To convert polar coordinates (r, θ) to Cartesian coordinates (x, y), you use specific trigonometric equations. The direct method, as referenced, is to use the equations x = r cos θ , y = r sin θ.
Understanding the Conversion
Polar coordinates describe a point in a plane by its distance from a central point (the origin) and the angle measured from a reference direction (the positive x-axis).
- r: The radial distance from the origin (0,0) to the point.
- θ: The angle measured counterclockwise from the positive x-axis to the line segment connecting the origin to the point.
Cartesian coordinates describe a point by its distances from two perpendicular axes, typically the x-axis and y-axis.
- x: The horizontal distance from the origin along the x-axis.
- y: The vertical distance from the origin along the y-axis.
The conversion equations bridge these two systems, utilizing trigonometry to find the horizontal (x) and vertical (y) components based on the distance (r) and angle (θ).
The Formulas
Based on the provided reference, the fundamental formulas for converting from Polar (r, θ) to Cartesian (x, y) are:
- x = r cos θ
- y = r sin θ
These equations essentially project the radial distance r onto the x-axis (using the cosine of the angle) and onto the y-axis (using the sine of the angle).
Step-by-Step Conversion Process
Converting a point from polar to Cartesian coordinates is straightforward:
- Identify r and θ: Determine the radial distance (
r) and the angle (θ) of the polar coordinate. - Apply the x-formula: Calculate the x-coordinate using the formula
x = r cos θ. - Apply the y-formula: Calculate the y-coordinate using the formula
y = r sin θ. - Write the Cartesian coordinate: Express the result as the ordered pair (x, y).
Example Conversion
Let's convert the polar coordinate (√2, −π/4) mentioned in the reference to Cartesian form.
-
Identify r and θ:
r= √2θ= −π/4 radians (or -45 degrees)
-
Apply the x-formula:
x = r cos θx = √2 * cos(−π/4)x = √2 * (√2 / 2)(Since cos(−π/4) = cos(π/4) = √2 / 2)x = 2 / 2x = 1
-
Apply the y-formula:
y = r sin θy = √2 * sin(−π/4)y = √2 * (−√2 / 2)(Since sin(−π/4) = −sin(π/4) = −√2 / 2)y = −2 / 2y = −1
-
Write the Cartesian coordinate:
- The Cartesian coordinate is (1, -1).
Therefore, the polar point (√2, −π/4) is equivalent to the Cartesian point (1, -1).
Summary Table: Polar vs.

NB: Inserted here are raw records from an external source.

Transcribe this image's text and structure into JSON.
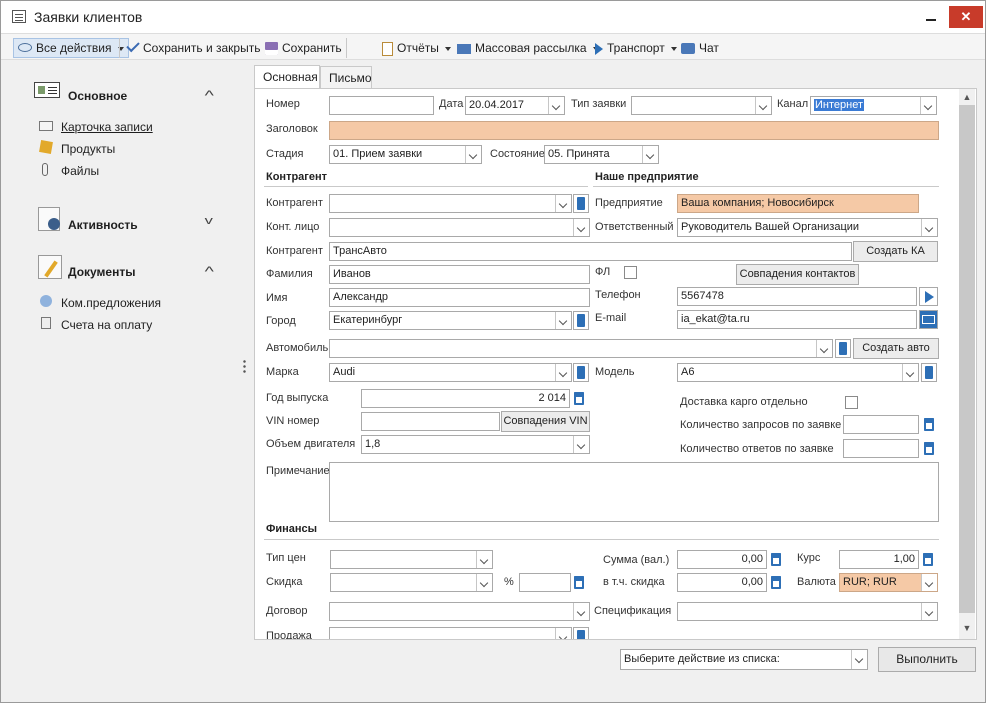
{
  "window": {
    "title": "Заявки клиентов",
    "close": "✕"
  },
  "toolbar": {
    "all_actions": "Все действия",
    "save_close": "Сохранить и закрыть",
    "save": "Сохранить",
    "reports": "Отчёты",
    "mass_mail": "Массовая рассылка",
    "transport": "Транспорт",
    "chat": "Чат"
  },
  "sidebar": {
    "main": {
      "title": "Основное",
      "items": [
        "Карточка записи",
        "Продукты",
        "Файлы"
      ]
    },
    "activity": {
      "title": "Активность"
    },
    "docs": {
      "title": "Документы",
      "items": [
        "Ком.предложения",
        "Счета на оплату"
      ]
    }
  },
  "tabs": [
    "Основная",
    "Письмо"
  ],
  "form": {
    "number_label": "Номер",
    "number": "",
    "date_label": "Дата",
    "date": "20.04.2017",
    "type_label": "Тип заявки",
    "type": "",
    "channel_label": "Канал",
    "channel": "Интернет",
    "title_label": "Заголовок",
    "title": "",
    "stage_label": "Стадия",
    "stage": "01. Прием заявки",
    "state_label": "Состояние",
    "state": "05. Принята",
    "contractor_header": "Контрагент",
    "enterprise_header": "Наше предприятие",
    "contractor_label": "Контрагент",
    "contractor": "",
    "contact_label": "Конт. лицо",
    "contact": "",
    "contractor2_label": "Контрагент",
    "contractor2": "ТрансАвто",
    "create_ka": "Создать КА",
    "company_label": "Предприятие",
    "company": "Ваша компания; Новосибирск",
    "responsible_label": "Ответственный",
    "responsible": "Руководитель Вашей Организации",
    "surname_label": "Фамилия",
    "surname": "Иванов",
    "fl_label": "ФЛ",
    "contacts_match": "Совпадения контактов",
    "name_label": "Имя",
    "name": "Александр",
    "phone_label": "Телефон",
    "phone": "5567478",
    "city_label": "Город",
    "city": "Екатеринбург",
    "email_label": "E-mail",
    "email": "ia_ekat@ta.ru",
    "car_label": "Автомобиль",
    "car": "",
    "create_car": "Создать авто",
    "brand_label": "Марка",
    "brand": "Audi",
    "model_label": "Модель",
    "model": "A6",
    "year_label": "Год выпуска",
    "year": "2 014",
    "cargo_label": "Доставка карго отдельно",
    "vin_label": "VIN номер",
    "vin": "",
    "vin_match": "Совпадения VIN",
    "req_count_label": "Количество запросов по заявке",
    "req_count": "",
    "engine_label": "Объем двигателя",
    "engine": "1,8",
    "ans_count_label": "Количество ответов по заявке",
    "ans_count": "",
    "note_label": "Примечание",
    "note": "",
    "finance_header": "Финансы",
    "price_type_label": "Тип цен",
    "price_type": "",
    "sum_label": "Сумма (вал.)",
    "sum": "0,00",
    "rate_label": "Курс",
    "rate": "1,00",
    "discount_label": "Скидка",
    "discount": "",
    "percent_label": "%",
    "percent": "",
    "incl_discount_label": "в т.ч. скидка",
    "incl_discount": "0,00",
    "currency_label": "Валюта",
    "currency": "RUR; RUR",
    "contract_label": "Договор",
    "contract": "",
    "spec_label": "Спецификация",
    "spec": "",
    "sale_label": "Продажа",
    "sale": ""
  },
  "bottom": {
    "action_placeholder": "Выберите действие из списка:",
    "execute": "Выполнить"
  }
}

Cartesian Conversion
| Conversion Direction | Formulas Used | Notes |
|---|---|---|
| Polar (r, θ) to Cartesian (x, y) | x = r cos θ y = r sin θ |
Angle θ must be in radians for calculation using standard functions. |
| Cartesian (x, y) to Polar (r, θ) | r² = x² + y² tan θ = y/x |
Finding θ requires considering the quadrant of (x,y). |
This process allows you to translate the location of any point from its description based on distance and angle to its description based on horizontal and vertical displacements from the origin.